OpenSSL patches memory corruption and unauthorized decryption vulnerabilities

OpenSSL has disclosed and patched two high-severity vulnerabilities that, if exploited, could have allowed hackers to corrupt memory or decrypt data.
OpenSSL has disclosed and patched two high-severity vulnerabilities that, if exploited, could have allowed hackers to corrupt memory or decrypt data.

OpenSSL issued as a series of patches in conjunction with the disclosure yesterday of six vulnerabilities, including two of high severity.

The first high-severity flaw, CVE-2016-2107, allows adversaries to use a man-in-the-middle technique to initiate a padding oracle attack that can decrypt traffic when the connection uses an AES CBC cipher and the server supports AES-NI. Such attacks exploit the “padding” process that expands variable-length plaintext messages in order for them to be compatible with cryptography programs.
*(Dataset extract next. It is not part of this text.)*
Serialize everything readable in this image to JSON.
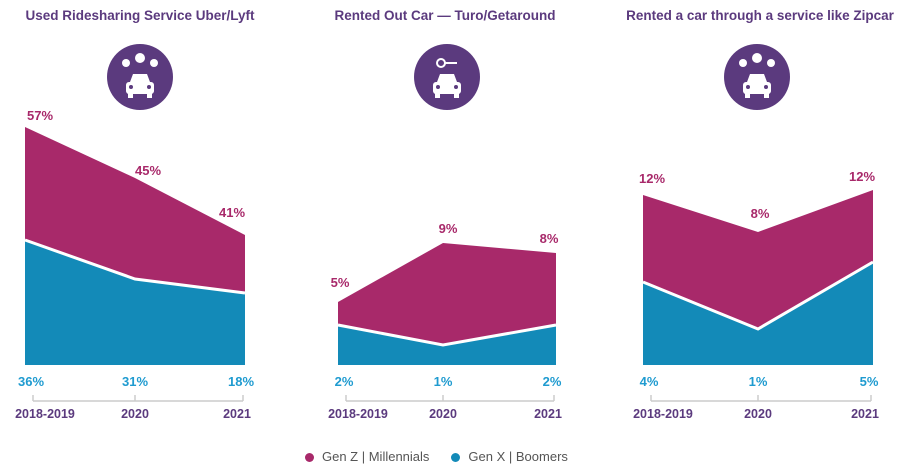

Ironically, the vulnerability was created when OpenSSL previously issued a fix to prevent Lucky Thirteen timing attacks that can compromise TSL cryptography.

The second major vulnerability, CVE-2016-2108, affected versions of OpenSSL issued prior to April 2015. The bug causing it was fixed back in June 2015, but now more information has come to light on its security implications. According to OpenSSL, the bug was in its ASN.1 standard for encoding, transmitting and decoding data, and could have been exploited to trigger memory corruption.